Ça tombe dru et lent, froid, ça l'envahit, ça la remplit. Elle est lourde de tant de légèreté, le néant, l'a-sensé, l'absurde posé là, comme un vieux sac plastique à la surface des eaux, et les poissons morts ventre en l'air, baudruches crevées, les ouïes prises au piège des rêves en dérive.

Elle flotte là sans savoir, sans plus voir, ça clapote nauséabond, ça divague à l'ordure, quelque chose d'elle s'est détaché, un bout de banquise indifférent au réchauffement, quelque chose au dedans comme un plomb fondu, elle est flasque, elle est flaque, elle dévit sans dévier, comme une mayonnaise qui se défait, à l'évier.

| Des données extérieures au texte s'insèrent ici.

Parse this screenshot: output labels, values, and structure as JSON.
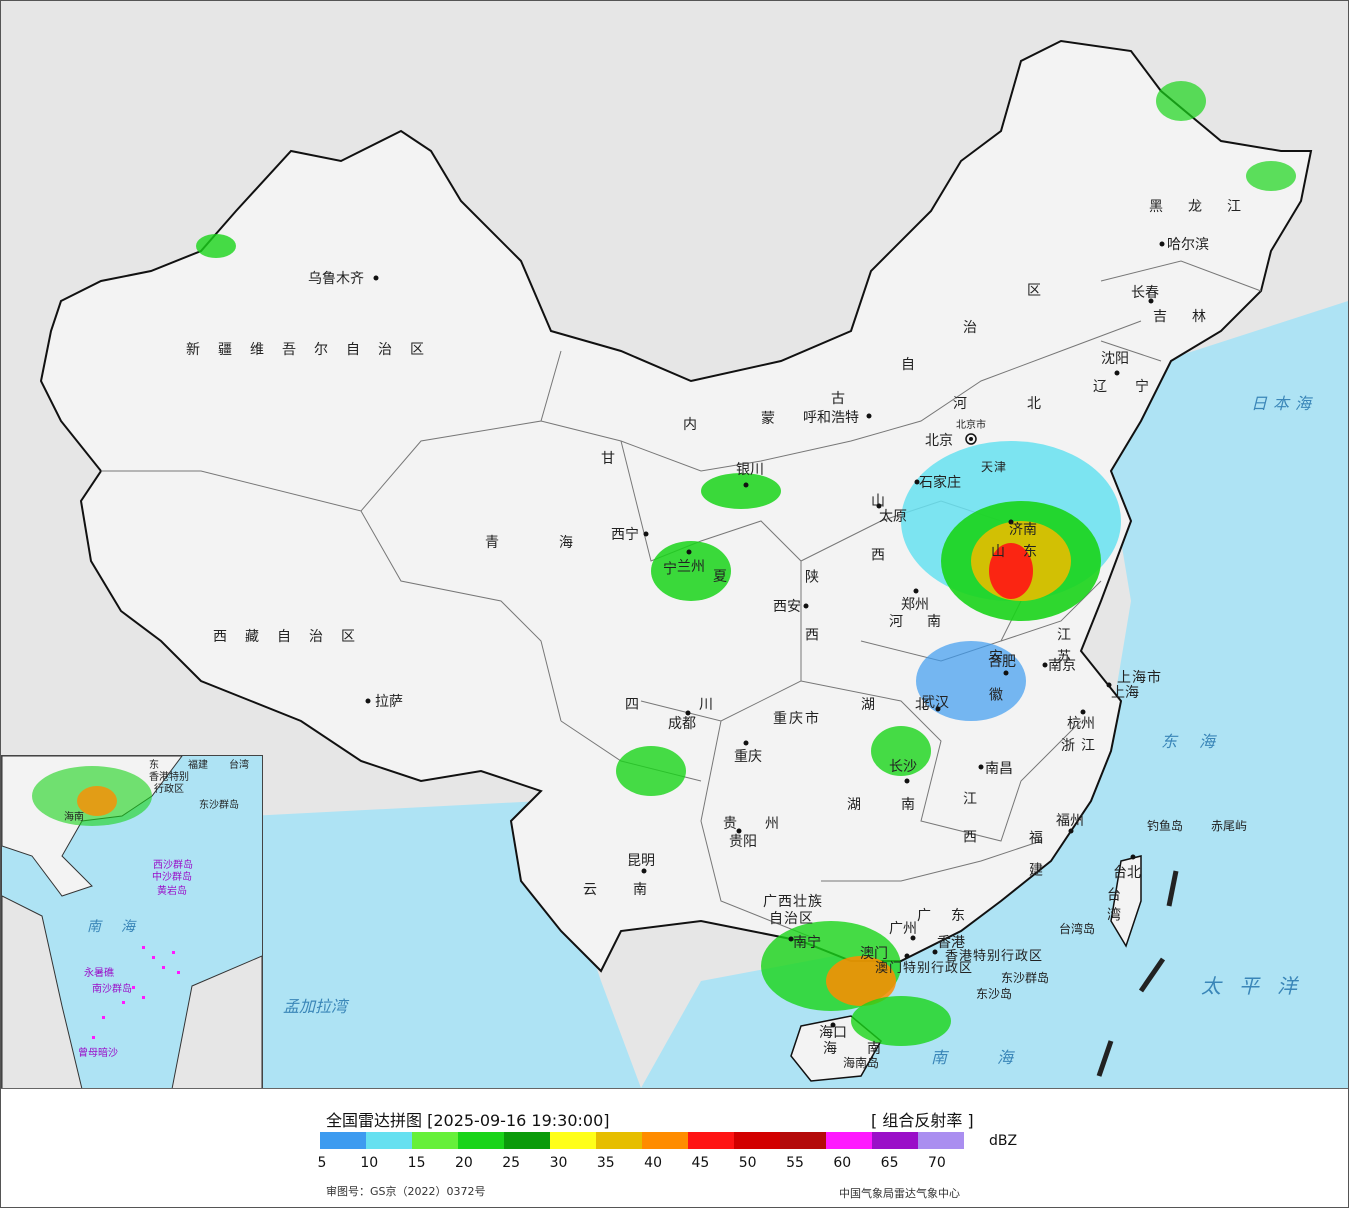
{
  "title": "全国雷达拼图 [2025-09-16 19:30:00]",
  "product": "[ 组合反射率 ]",
  "unit": "dBZ",
  "legend": {
    "colors": [
      "#3d9bf0",
      "#66e0f0",
      "#66f03a",
      "#19d419",
      "#0a9a0a",
      "#ffff19",
      "#e6be00",
      "#ff8c00",
      "#ff1414",
      "#d20000",
      "#b40a0a",
      "#ff19ff",
      "#9a0fc8",
      "#aa8ef0"
    ],
    "ticks": [
      "5",
      "10",
      "15",
      "20",
      "25",
      "30",
      "35",
      "40",
      "45",
      "50",
      "55",
      "60",
      "65",
      "70"
    ]
  },
  "footer_left": "审图号：GS京（2022）0372号",
  "footer_right": "中国气象局雷达气象中心",
  "map_labels": {
    "regions": {
      "xinjiang": "新疆维吾尔自治区",
      "tibet": "西藏自治区",
      "qinghai": "青海",
      "gansu": "甘",
      "neimenggu_1": "内",
      "neimenggu_2": "蒙",
      "neimenggu_3": "古",
      "neimenggu_4": "自",
      "neimenggu_5": "治",
      "neimenggu_6": "区",
      "heilongjiang": "黑龙江",
      "jilin": "吉林",
      "liaoning": "辽宁",
      "hebei": "河北",
      "shanxi": "山西",
      "shaanxi": "陕西",
      "henan": "河南",
      "shandong": "山东",
      "jiangsu": "江苏",
      "anhui": "安徽",
      "hubei": "湖北",
      "hunan": "湖南",
      "jiangxi": "江西",
      "zhejiang": "浙江",
      "fujian": "福建",
      "sichuan": "四川",
      "chongqing": "重庆市",
      "guizhou": "贵州",
      "yunnan": "云南",
      "guangxi_1": "广西壮族",
      "guangxi_2": "自治区",
      "guangdong": "广东",
      "hainan": "海南",
      "taiwan": "台湾",
      "shanghai": "上海市",
      "hongkong_sar": "香港特别行政区",
      "macau_sar": "澳门特别行政区",
      "ningxia_1": "宁",
      "ningxia_2": "夏",
      "tianjin": "天津"
    },
    "cities": {
      "urumqi": "乌鲁木齐",
      "lhasa": "拉萨",
      "xining": "西宁",
      "lanzhou": "兰州",
      "yinchuan": "银川",
      "hohhot": "呼和浩特",
      "beijing": "北京",
      "beijing_marker": "北京市",
      "shijiazhuang": "石家庄",
      "taiyuan": "太原",
      "xian": "西安",
      "zhengzhou": "郑州",
      "jinan": "济南",
      "hefei": "合肥",
      "nanjing": "南京",
      "shanghai": "上海",
      "hangzhou": "杭州",
      "wuhan": "武汉",
      "nanchang": "南昌",
      "changsha": "长沙",
      "fuzhou": "福州",
      "chengdu": "成都",
      "chongqing": "重庆",
      "guiyang": "贵阳",
      "kunming": "昆明",
      "nanning": "南宁",
      "guangzhou": "广州",
      "hongkong": "香港",
      "macau": "澳门",
      "haikou": "海口",
      "taibei": "台北",
      "harbin": "哈尔滨",
      "changchun": "长春",
      "shenyang": "沈阳"
    },
    "islands": {
      "diaoyu": "钓鱼岛",
      "chiwei": "赤尾屿",
      "taiwan_dao": "台湾岛",
      "hainan_dao": "海南岛",
      "dongsha_qundao": "东沙群岛",
      "dongsha_dao": "东沙岛"
    },
    "seas": {
      "sea_of_japan": "日本海",
      "east_china_sea": "东海",
      "pacific": "太平洋",
      "south_china_sea": "南海",
      "bay_of_bengal": "孟加拉湾"
    },
    "inset": {
      "south_china_sea": "南海",
      "xisha": "西沙群岛",
      "zhongsha": "中沙群岛",
      "huangyan": "黄岩岛",
      "nansha": "南沙群岛",
      "yongshu": "永暑礁",
      "zengmu": "曾母暗沙",
      "hongkong_sar": "香港特别",
      "hongkong_sar_2": "行政区",
      "taiwan": "台湾",
      "dongsha": "东沙群岛",
      "hainan": "海南",
      "guangdong": "东",
      "fujian": "福建"
    }
  }
}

Le froid l'a broyée, le chaud la ferait tourner, tout est à jeter. Elle est là et elle n'y est plus, l'éternité lui pèse, le temps n'en finit plus de rajouter du silence au silence, de l'absence à l'absence, du vide au vide. Du rien au grand tout, et sa prison en terre étrangère. La brûlure des sucs qui la rongent, la lente désagrégation des ses chers, le non-être pour essence, et la conscience à vif de son inexistence, la hantise pesante de ses pas inutiles. Le souvenir de ce qu'elle ne sera pas.

Sur sa ligne de mire la fin de la souffrance. Un dernier regard autour d'elle, circulaire, où qu'elle soit le même constat, elle n'est pas d'ici, pas d'ici, pas d'ici. Elle peut crier, elle peut se taire, elle peut se permettre n'importe quoi, elle n'y est pas. Quoi qu'elle fasse ou pas, l'inertie l'absorbe et plus elle s'agite, plus elle la nourrit. Digérée vive par un monde qui l'ignore.

Elle travaille à son final, il commence à être au point. Au petit poil. Elle en brode avec précision les épisodes comme on déroule son fil sur la toile, elle se raconte la fin de l'histoire, en boucles et en détails. Elle a moins mal. En ligne de mire l'absolu, la fin des mésententes et des mal entendus, on ne l'y méprendra plus.

Elle travaille le saut de l'ange, la traversée du miroir. Faire voler en éclats sa surface froide et lisse, briser la glace comme on rentre chez soi, se jeter de l'autre côté, de tout son corps, de tout son poids, partir enfin et enfin arriver.